In a new report by Fitch Ratings, Kenyan banks credit profiles are said to be at a significant risk following the impact of the coronavirus on the Kenyan economy. 

 

”We forecast that the sector’s non-performing loans (NPL) ratio will rise to about 15 per cent by end-2020, and even higher in 2021 when debt relief measures are phased out,’’ said the global credit rating firm.

 

The report by fitch stated that the rate of profitability will remain to be under pressure due to the need for rising loan impairment charges (LICs) and moderate credit growth. Also, the firm noted a negative outlook on Kenyan bank Issuer Default Ratings, which have  ‘B+’.

 

Even at the beginning of the year 2020, the Kenyan banks already had a weak asset quality, predicting hard economic statues in the year and low loan growth. 

 

The 12% sector’s  NPL ratio recorded at the end of 2019 will continue to increase as long as the current disruption of businesses and households is active to the pandemic.

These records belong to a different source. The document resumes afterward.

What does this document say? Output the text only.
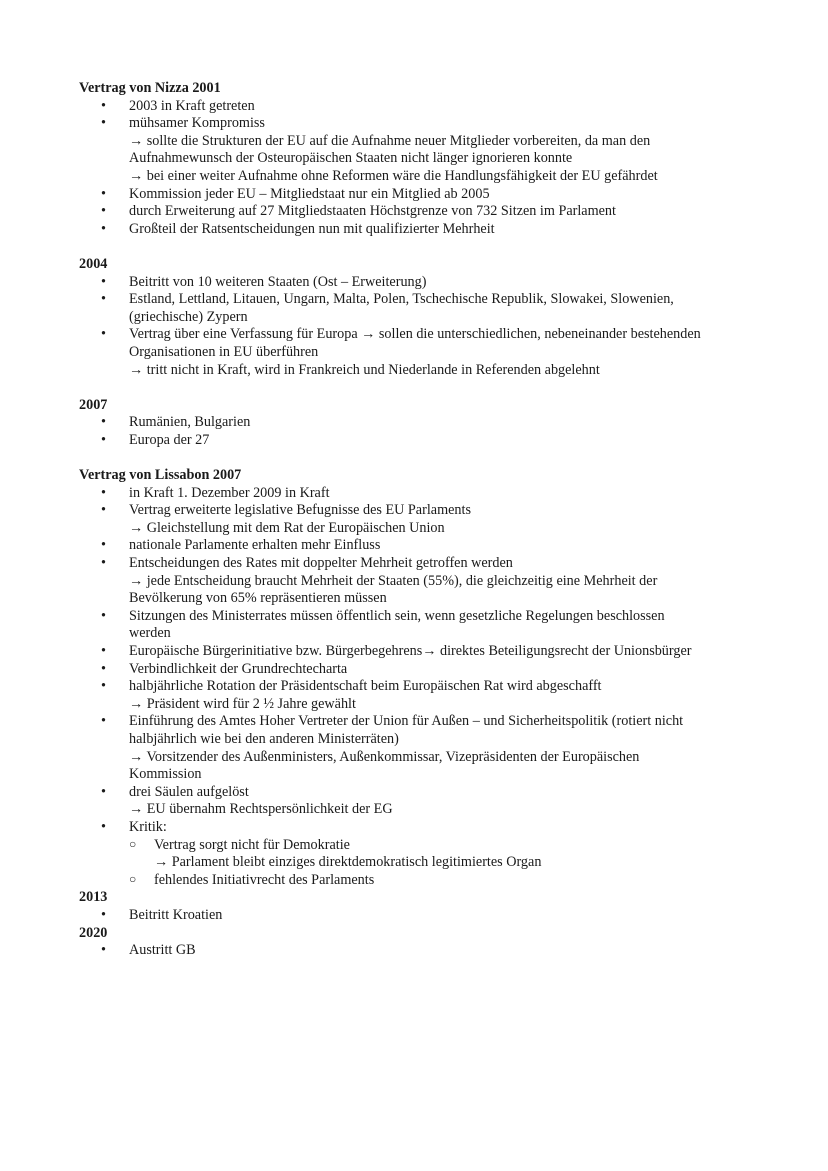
Vertrag von Nizza 2001

• 2003 in Kraft getreten
• mühsamer Kompromiss
→ sollte die Strukturen der EU auf die Aufnahme neuer Mitglieder vorbereiten, da man den
Aufnahmewunsch der Osteuropäischen Staaten nicht länger ignorieren konnte
→ bei einer weiter Aufnahme ohne Reformen wäre die Handlungsfähigkeit der EU gefährdet
• Kommission jeder EU – Mitgliedstaat nur ein Mitglied ab 2005
• durch Erweiterung auf 27 Mitgliedstaaten Höchstgrenze von 732 Sitzen im Parlament
• Großteil der Ratsentscheidungen nun mit qualifizierter Mehrheit

2004

• Beitritt von 10 weiteren Staaten (Ost – Erweiterung)
• Estland, Lettland, Litauen, Ungarn, Malta, Polen, Tschechische Republik, Slowakei, Slowenien,
(griechische) Zypern
• Vertrag über eine Verfassung für Europa → sollen die unterschiedlichen, nebeneinander bestehenden
Organisationen in EU überführen
→ tritt nicht in Kraft, wird in Frankreich und Niederlande in Referenden abgelehnt

2007

• Rumänien, Bulgarien
• Europa der 27

Vertrag von Lissabon 2007

• in Kraft 1. Dezember 2009 in Kraft
• Vertrag erweiterte legislative Befugnisse des EU Parlaments
→ Gleichstellung mit dem Rat der Europäischen Union
• nationale Parlamente erhalten mehr Einfluss
• Entscheidungen des Rates mit doppelter Mehrheit getroffen werden
→ jede Entscheidung braucht Mehrheit der Staaten (55%), die gleichzeitig eine Mehrheit der
Bevölkerung von 65% repräsentieren müssen
• Sitzungen des Ministerrates müssen öffentlich sein, wenn gesetzliche Regelungen beschlossen
werden
• Europäische Bürgerinitiative bzw. Bürgerbegehrens→ direktes Beteiligungsrecht der Unionsbürger
• Verbindlichkeit der Grundrechtecharta
• halbjährliche Rotation der Präsidentschaft beim Europäischen Rat wird abgeschafft
→ Präsident wird für 2 ½ Jahre gewählt
• Einführung des Amtes Hoher Vertreter der Union für Außen – und Sicherheitspolitik (rotiert nicht
halbjährlich wie bei den anderen Ministerräten)
→ Vorsitzender des Außenministers, Außenkommissar, Vizepräsidenten der Europäischen
Kommission
• drei Säulen aufgelöst
→ EU übernahm Rechtspersönlichkeit der EG
• Kritik:
○ Vertrag sorgt nicht für Demokratie
→ Parlament bleibt einziges direktdemokratisch legitimiertes Organ
○ fehlendes Initiativrecht des Parlaments

2013

• Beitritt Kroatien

2020

• Austritt GB
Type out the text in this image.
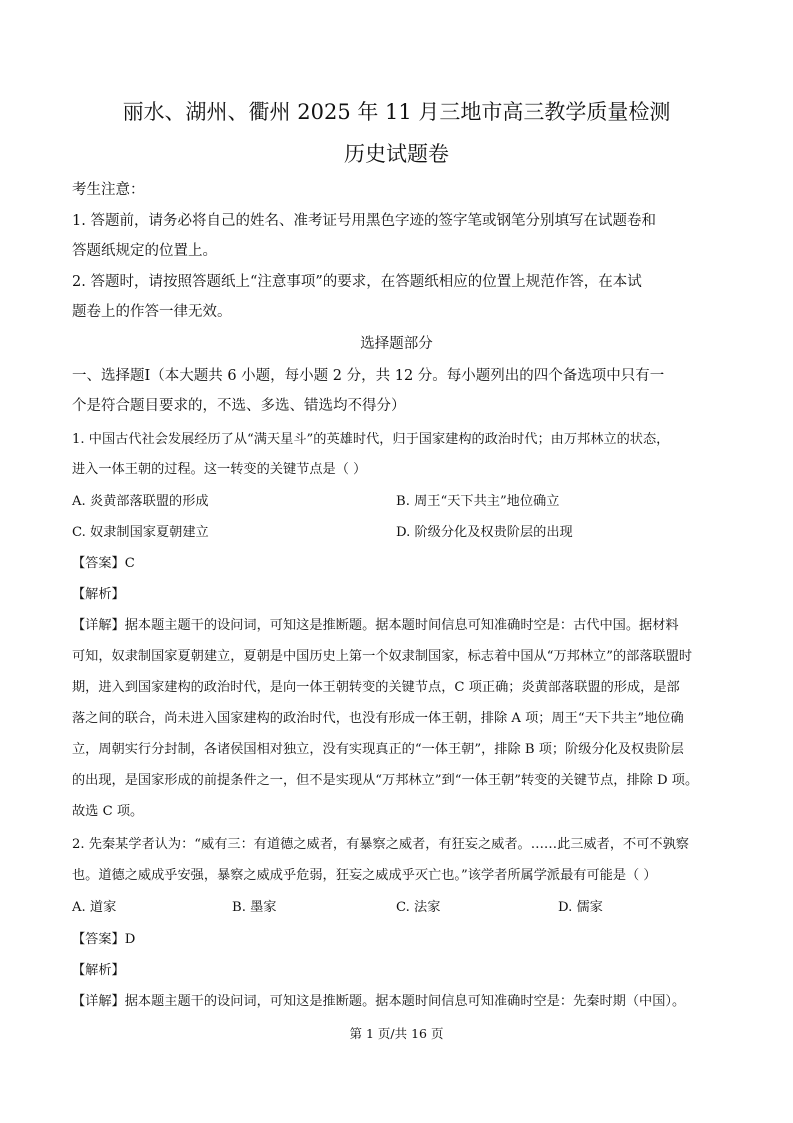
丽水、湖州、衢州 2025 年 11 月三地市高三教学质量检测
历史试题卷
考生注意：
1. 答题前，请务必将自己的姓名、准考证号用黑色字迹的签字笔或钢笔分别填写在试题卷和
答题纸规定的位置上。
2. 答题时，请按照答题纸上“注意事项”的要求，在答题纸相应的位置上规范作答，在本试
题卷上的作答一律无效。
选择题部分
一、选择题Ⅰ（本大题共 6 小题，每小题 2 分，共 12 分。每小题列出的四个备选项中只有一
个是符合题目要求的，不选、多选、错选均不得分）
1. 中国古代社会发展经历了从“满天星斗”的英雄时代，归于国家建构的政治时代；由万邦林立的状态，
进入一体王朝的过程。这一转变的关键节点是（ ）
A. 炎黄部落联盟的形成	B. 周王“天下共主”地位确立
C. 奴隶制国家夏朝建立	D. 阶级分化及权贵阶层的出现
【答案】C
【解析】
【详解】据本题主题干的设问词，可知这是推断题。据本题时间信息可知准确时空是：古代中国。据材料
可知，奴隶制国家夏朝建立，夏朝是中国历史上第一个奴隶制国家，标志着中国从“万邦林立”的部落联盟时
期，进入到国家建构的政治时代，是向一体王朝转变的关键节点，C 项正确；炎黄部落联盟的形成，是部
落之间的联合，尚未进入国家建构的政治时代，也没有形成一体王朝，排除 A 项；周王“天下共主”地位确
立，周朝实行分封制，各诸侯国相对独立，没有实现真正的“一体王朝”，排除 B 项；阶级分化及权贵阶层
的出现，是国家形成的前提条件之一，但不是实现从“万邦林立”到“一体王朝”转变的关键节点，排除 D 项。
故选 C 项。
2. 先秦某学者认为：“威有三：有道德之威者，有暴察之威者，有狂妄之威者。……此三威者，不可不孰察
也。道德之威成乎安强，暴察之威成乎危弱，狂妄之威成乎灭亡也。”该学者所属学派最有可能是（ ）
A. 道家	B. 墨家	C. 法家	D. 儒家
【答案】D
【解析】
【详解】据本题主题干的设问词，可知这是推断题。据本题时间信息可知准确时空是：先秦时期（中国）。
第 1 页/共 16 页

The report also stated that most vulnerable sectors were,” (18 per cent of the sector’s gross loans at end-2019), personal lending (17 per cent), real estate (16 per cent), manufacturing (15 per cent) and tourism (14 per cent).’’

 

Besides, the report stated that loan impairment charges are already eroding profitability and that its annual rate of consumption was at 40% of the pre-impairment profits on average for the largest banks in 1H20. This was noted to be an increase from 17.5% recorded in the same period last year. 

 

In the latest data by the Central Bank of Kenya (CBK), there has been an increase in the number of borrowers defaulting on loan repayment to 13.6%  in August from 13.1  that was recorded June. This was said to be the highest since the year 2017 when the default rate was at 14.1 %.

 

Speaking at a post, the CBK governor Patrick Njoroge said that the growth of non-profitable was highest in real estate, personal, transport and communication sectors, due to a subdued business.

 

The Covid-19 dues relief plan announced by CBK on March 18 saw loans total to Sh1.12 trillion representing 38%  of the banking sector loan book of Sh2.9 trillion restructured by the end of August. This was said to be an increase from Sh844. 4 billion of total loans restructured in June, representing 29% of the total loan book.